Date de sortie française : 10 juillet 2013
Durée : 1h45
Classification : Tout public
Alors qu’il appartient depuis de nombreuses années à un quatuor renommé, un violoncelliste apprend qu’il est atteint de la maladie de Parkinson. Les émotions de chacun vont alors se libérer, quitte à mettre en péril le groupe…
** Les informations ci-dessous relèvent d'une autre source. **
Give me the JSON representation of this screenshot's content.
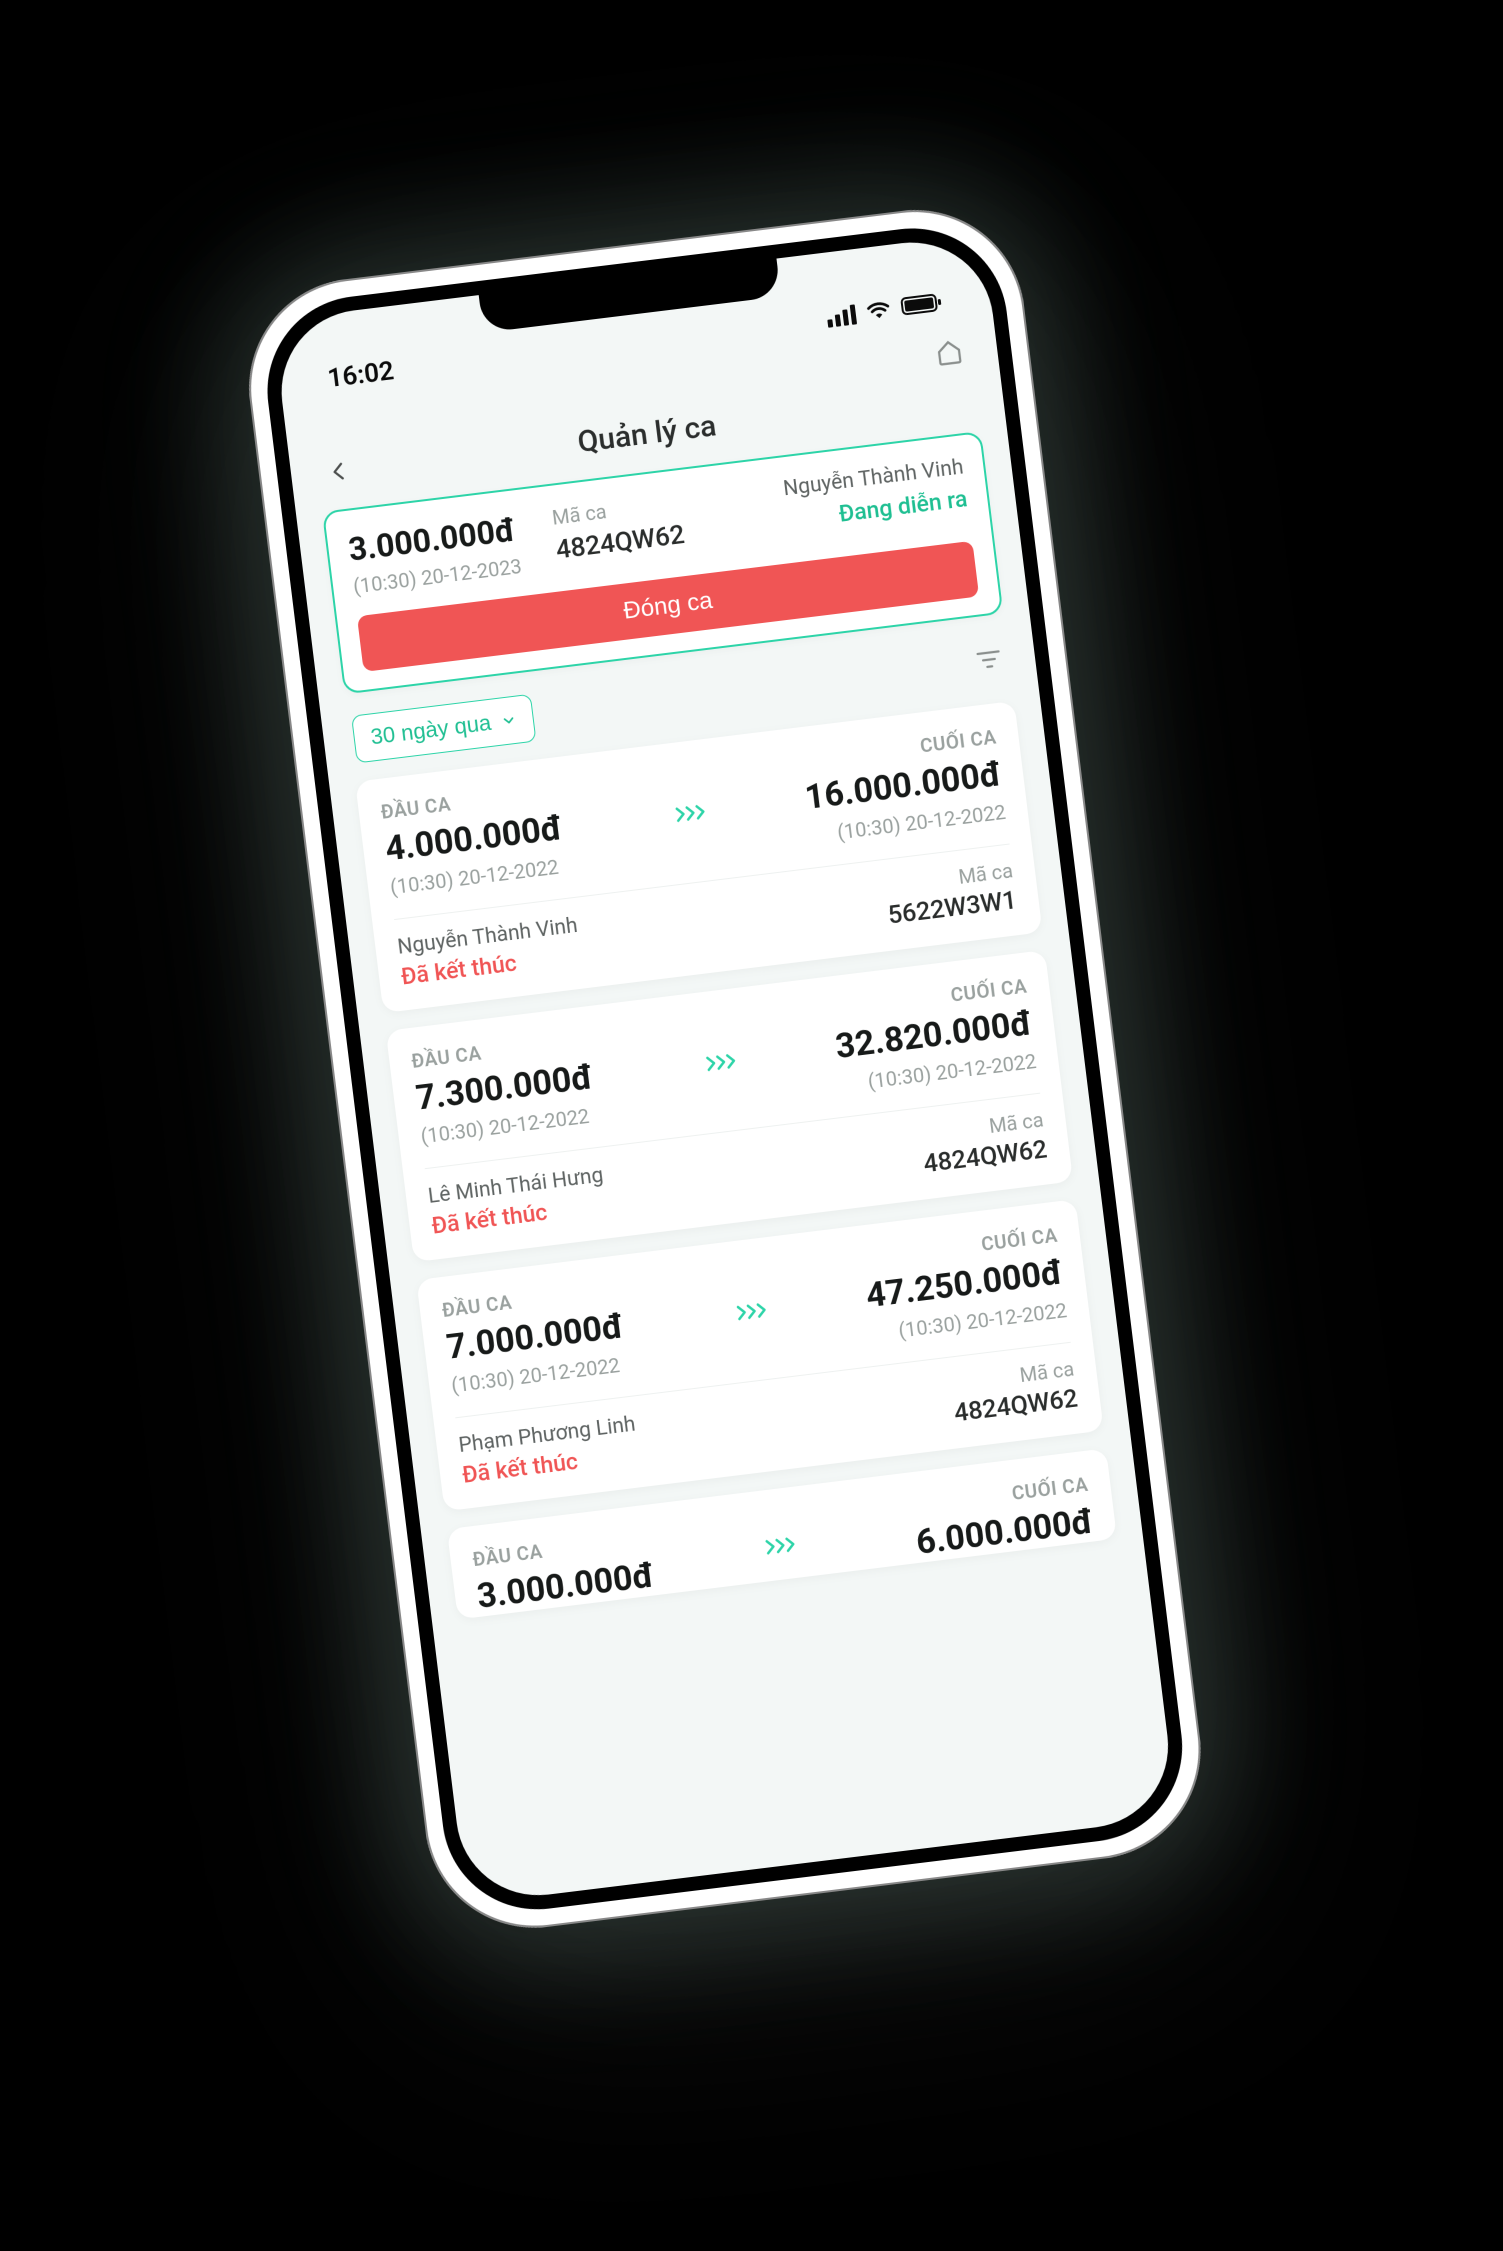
{
  "status_bar": {
    "time": "16:02"
  },
  "header": {
    "title": "Quản lý ca"
  },
  "labels": {
    "shift_code": "Mã ca",
    "start": "ĐẦU CA",
    "end": "CUỐI CA"
  },
  "current_shift": {
    "amount": "3.000.000đ",
    "timestamp": "(10:30) 20-12-2023",
    "code": "4824QW62",
    "user": "Nguyễn Thành Vinh",
    "status": "Đang diễn ra",
    "close_button": "Đóng ca"
  },
  "filter": {
    "range_label": "30 ngày qua"
  },
  "history": [
    {
      "start_amount": "4.000.000đ",
      "start_ts": "(10:30) 20-12-2022",
      "end_amount": "16.000.000đ",
      "end_ts": "(10:30) 20-12-2022",
      "user": "Nguyễn Thành Vinh",
      "status": "Đã kết thúc",
      "code": "5622W3W1"
    },
    {
      "start_amount": "7.300.000đ",
      "start_ts": "(10:30) 20-12-2022",
      "end_amount": "32.820.000đ",
      "end_ts": "(10:30) 20-12-2022",
      "user": "Lê Minh Thái Hưng",
      "status": "Đã kết thúc",
      "code": "4824QW62"
    },
    {
      "start_amount": "7.000.000đ",
      "start_ts": "(10:30) 20-12-2022",
      "end_amount": "47.250.000đ",
      "end_ts": "(10:30) 20-12-2022",
      "user": "Phạm Phương Linh",
      "status": "Đã kết thúc",
      "code": "4824QW62"
    },
    {
      "start_amount": "3.000.000đ",
      "start_ts": "",
      "end_amount": "6.000.000đ",
      "end_ts": "",
      "user": "",
      "status": "",
      "code": ""
    }
  ]
}
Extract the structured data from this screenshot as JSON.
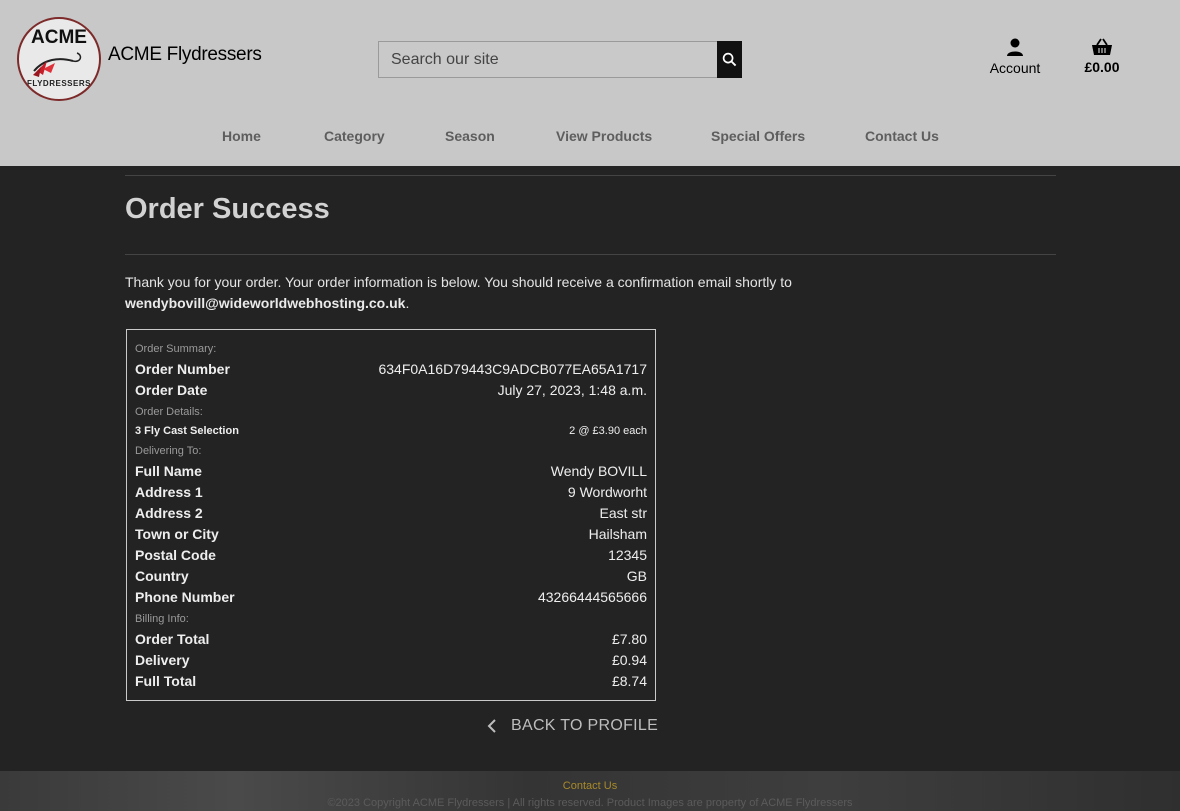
{
  "brand": {
    "logo_top": "ACME",
    "logo_bottom": "FLYDRESSERS",
    "name": "ACME Flydressers"
  },
  "search": {
    "placeholder": "Search our site"
  },
  "header": {
    "account_label": "Account",
    "cart_total": "£0.00"
  },
  "nav": {
    "items": [
      "Home",
      "Category",
      "Season",
      "View Products",
      "Special Offers",
      "Contact Us"
    ]
  },
  "page": {
    "title": "Order Success",
    "intro": "Thank you for your order. Your order information is below. You should receive a confirmation email shortly to",
    "email": "wendybovill@wideworldwebhosting.co.uk",
    "email_suffix": "."
  },
  "summary": {
    "order_summary_heading": "Order Summary:",
    "order_number_label": "Order Number",
    "order_number": "634F0A16D79443C9ADCB077EA65A1717",
    "order_date_label": "Order Date",
    "order_date": "July 27, 2023, 1:48 a.m.",
    "order_details_heading": "Order Details:",
    "item_name": "3 Fly Cast Selection",
    "item_qty": "2 @ £3.90 each",
    "delivering_heading": "Delivering To:",
    "full_name_label": "Full Name",
    "full_name": "Wendy BOVILL",
    "address1_label": "Address 1",
    "address1": "9 Wordworht",
    "address2_label": "Address 2",
    "address2": "East str",
    "town_label": "Town or City",
    "town": "Hailsham",
    "postal_label": "Postal Code",
    "postal": "12345",
    "country_label": "Country",
    "country": "GB",
    "phone_label": "Phone Number",
    "phone": "43266444565666",
    "billing_heading": "Billing Info:",
    "order_total_label": "Order Total",
    "order_total": "£7.80",
    "delivery_label": "Delivery",
    "delivery": "£0.94",
    "full_total_label": "Full Total",
    "full_total": "£8.74"
  },
  "back_button": "BACK TO PROFILE",
  "footer": {
    "contact": "Contact Us",
    "copyright": "©2023 Copyright ACME Flydressers | All rights reserved. Product Images are property of ACME Flydressers"
  }
}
Synopsis : Lorsque le violoncelliste d’un quatuor à cordes de renommée mondiale apprend qu’il est atteint de la maladie de Parkinson, l’avenir du groupe ne tient plus qu’à un fil. Entre les émotions refoulées, les egos et les passions incontrôlables qui se déchaînent alors, la longue amitié qui unit les quatre virtuoses menace de voler en éclats. À la veille du concert qui célèbrera leur 25e et sans doute ultime anniversaire, seuls leurs liens étroits et le pouvoir de la musique peuvent encore préserver ce qu’ils ont construit.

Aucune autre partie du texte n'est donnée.